The strengths of this study include the use of a large, prospective registry and rigorous documentation of dcSSc and advanced organ involvement. In this model, death rates were also calculated using an SMR. This is the first time that SMRs per organ involvement have been calculated, although it was not a key objective of the study. The SMRs were higher than reported in previous studies [5, 26]. In one meta-analysis of 9 studies in 2691 patients with SSc, the pooled SMR was 3.53 (95% CI 3.03, 4.11; p <  0.001). In another French study of 625 patients with SSc, overall SMR was 5.73 (95% CI 4.68, 6.94). Taken together, these studies highlight the devastating nature of this condition.

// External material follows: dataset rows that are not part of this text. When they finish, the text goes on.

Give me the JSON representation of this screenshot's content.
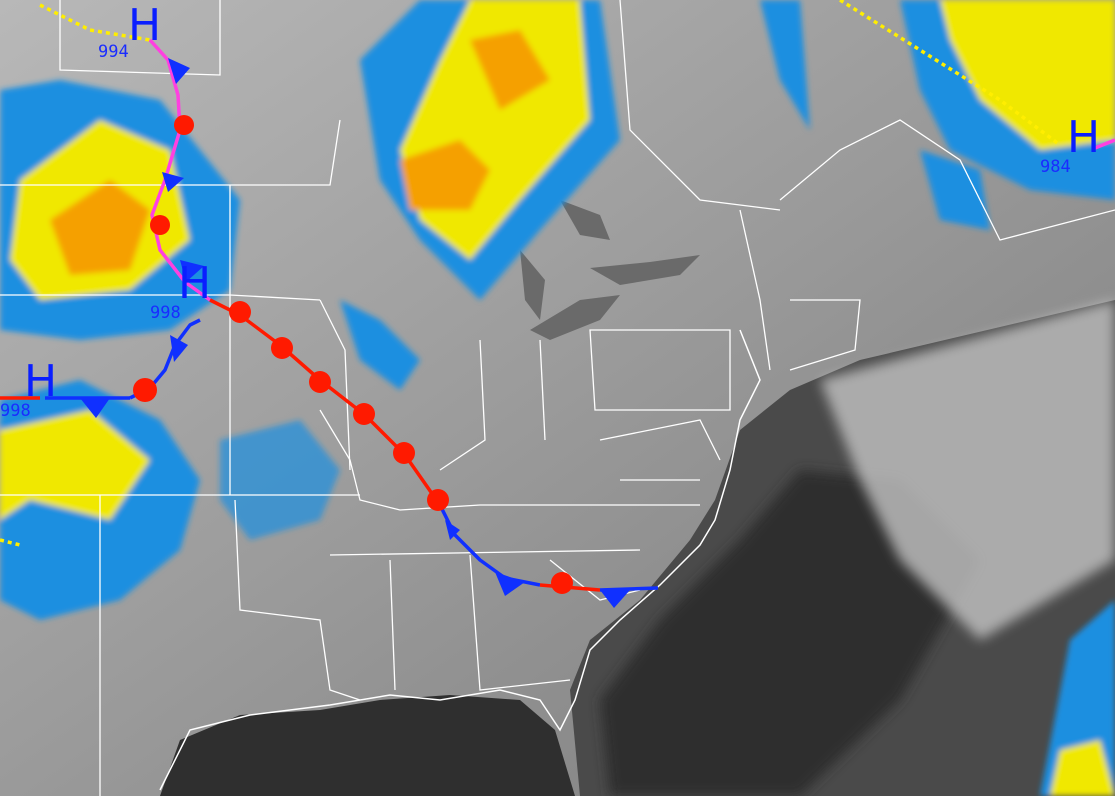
{
  "colors": {
    "land": "#9a9a9a",
    "ocean": "#3a3a3a",
    "cloud_low": "#1a8fe0",
    "cloud_mid": "#f0e800",
    "cloud_high": "#f5a000",
    "boundaries": "#ffffff",
    "cold_front": "#1030ff",
    "warm_front": "#ff1a00",
    "occluded_front": "#ff40e0",
    "trough": "#ffee00",
    "pressure_label": "#1a2cff"
  },
  "pressure_centers": [
    {
      "symbol": "H",
      "value": "994"
    },
    {
      "symbol": "H",
      "value": "998"
    },
    {
      "symbol": "H",
      "value": "998"
    },
    {
      "symbol": "H",
      "value": "984"
    }
  ]
}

Limitations include the observational design, lack of treatment effect on outcomes, and no inclusion of non-European patients. Regarding the computation of SMRs, we observed a low number of deaths in each HAD-DI category, and this resulted in a non-linear progression of SMRs when increasing the HAQ-DI category. Therefore, this low number of deaths in each of the five HAQ-DI categories may introduce some instability in the results. In addition, the model shown was a simplified illustration of how this tool could work to monitor disease progression. It did not account for any other organ involvement, and only advanced lung involvement was considered a predictor of death (HAQ-DI score is a predictor of death, along with some other baseline characteristics, but these were not considered in order to avoid multicollinearity issues). As SMRs were calculated exclusively in dcSSc patients with non-missing HAQ-DI values or non-missing lung status, it is likely SMRs for dcSSc patients are slightly overestimated. Indeed, it is a known fact that patient in critical condition are more likely to have metabolic and questionnaire-related values recorded. A meta-analysis (nine studies from 1960 to 2010) among SSc patients (not exclusively dcSSc patients) presented an SMR equal to 3.53 (95% CI 3.03, 4.11) [26]. This study also reported a non-significant change of SMR over the past 40 years. Therefore, we deemed the SMRs calculated among dcSSc patients as acceptable.

Conclusions

This EUSTAR database analysis showed that HAQ-DI scores offer a useful method of monitoring the natural progression of dcSSc in relation to major advanced organ involvement and death. The HAQ-DI score was found to be a significant predictor of mortality risk, thus highlighting the major importance of subjective measures on disease activity and patient well-being. It is hoped that this could evoke a paradigm switch to focusing on more global measures of disease activity in dcSSc, and to rate the HAQ-DI scores in comparison to more objective measures such as major advanced organ involvement. Overall, these findings support the importance of the HAQ-DI score as an endpoint in clinical studies of therapeutic interventions in dcSSc. This analysis also provides a useful model for predicting long-term disease progression in dcSSc.